PlatformIO CI Release

Wifi

Supports ESPAsync WiFiManager to set up wireless credentials and further configuration.

Pressing the Boot button for less than 2 seconds launches an AP using the SSID Aranet-proxy-<ESP32mac>. Connecting to this AP allows the Wifi credentials for the monitor to be set.

A password for the AP can be configured in the file extra.ini which needs to be created by copying extra.template.ini and applying the desired changes.

Configuration

The ESP32 is configured via the config.json file on the file system. There are 3 ways the configuration can be changed:

  • via the web interface
  • by directly editing config.json and uploading it via Upload Filesystem Image
  • via MQTT (once connected)

Backend using Mosquitto - Node-Red - InfluxDB - Grafana

Docker compose file to set up the database and dashboards.

MQTT

Sensor readings can be published via MQTT for centralised storage and visualition. Each node is configured with its own id and will then publish under aranetproxy/<id>/up/sensors/<aranet-id>. The top level topic aranetproxy is configurable. Downlink messages to nodes can be sent to each individual node using the id in the topic aranetproxy/<id>/down/<command>, or to all nodes when omitting the id part aranetproxy/down/<command>

Sending aranetproxy/<id>/down/getConfig will triger the node to reply with its current settings under aranetproxy/<id>/up/config

{
  "appVersion": "1.0.0",
  "mac": "xxxxxxxx",
  "ip": "xxx.yyy.zzz.www",
  "deviceId": 1,
  "mqttTopic": "aranetproxy",
  "mqttUsername": "aranetproxy",
  "mqttHost": "127.0.0.1",
  "mqttServerPort": 1883,
  "mqttUseTls": false,
  "mqttInsecure": false,
  "ssd1306Rows": 64,
  "scanInterval": 300
}

A message to aranetproxy/<id>/down/setConfig will set the node's configuration to the provided parameters. Note that changes to the hardware configuration will trigger a reboot.

{
  "deviceId": 1,
  "mqttTopic": "aranetproxy",
  "mqttUsername": "aranetproxy",
  "mqttPassword": "aranetproxy",
  "mqttHost": "127.0.0.1",
  "mqttServerPort": 1883,
  "mqttUseTls": false,
  "mqttInsecure": false,
  "ssd1306Rows": 64,
  "scanInterval": 300
}

A message to aranetproxy/<id>/down/installMqttRootCa will attempt to install the pem-based ca cert in the payload as root cert for tls enabled MQTT connections. A connection attempt will be made using the configured MQTT settings and the new cert, and if successful the cert will be persisted, otherwise discarded.

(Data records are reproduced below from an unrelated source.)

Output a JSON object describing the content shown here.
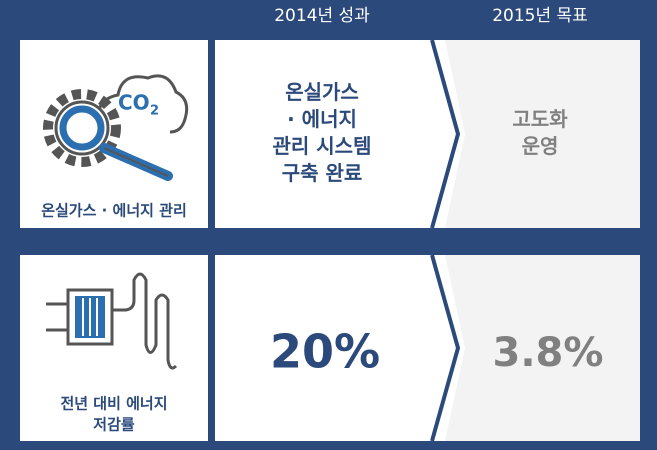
{
  "header": {
    "col_2014": "2014년 성과",
    "col_2015": "2015년 목표"
  },
  "rows": [
    {
      "icon_text": {
        "main": "CO",
        "sub": "2"
      },
      "label": [
        "온실가스 · 에너지 관리"
      ],
      "result_2014": [
        "온실가스",
        "· 에너지",
        "관리 시스템",
        "구축 완료"
      ],
      "target_2015": [
        "고도화",
        "운영"
      ]
    },
    {
      "label": [
        "전년 대비 에너지",
        "저감률"
      ],
      "result_2014": [
        "20%"
      ],
      "target_2015": [
        "3.8%"
      ]
    }
  ]
}
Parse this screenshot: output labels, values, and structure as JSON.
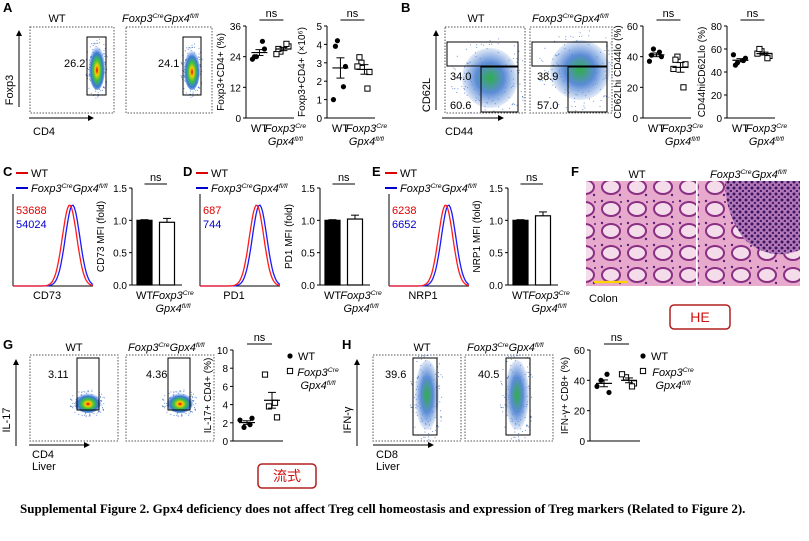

A message to aranetproxy/<id>/down/installRootCa will install the pem-based ca cert in the payload as root cert for OTA update requests.

A message to aranetproxy/<id>/down/ota will trigger the OTA polling mechnism if configured.

A message to aranetproxy/<id>/down/forceota will force an OTA update using the URL provided in the payload.

A message to aranetproxy/<id>/down/reboot will trigger a reset on the node.

A message to aranetproxy/<id>/down/resetWifi will wipe configured WiFi settings (SSID/password) and force a reboot.

MQTT TLS support

To connect to an MQTT server using TLS (recommended) you need to enable TLS in the configuration by setting mqttUseTls to true. You also need to supply a root CA certificate in PEM format on the file system as /mqtt_root_ca.pem and/or a client certificate and key for using mTLS as mqtt_client_cert.pem and mqtt_client_key.pem. These files can be uploaded using the Upload Filesystem Image project task in PlatformIO. Alternatively you can set mqttInsecure to true to disable certificate validation altogether.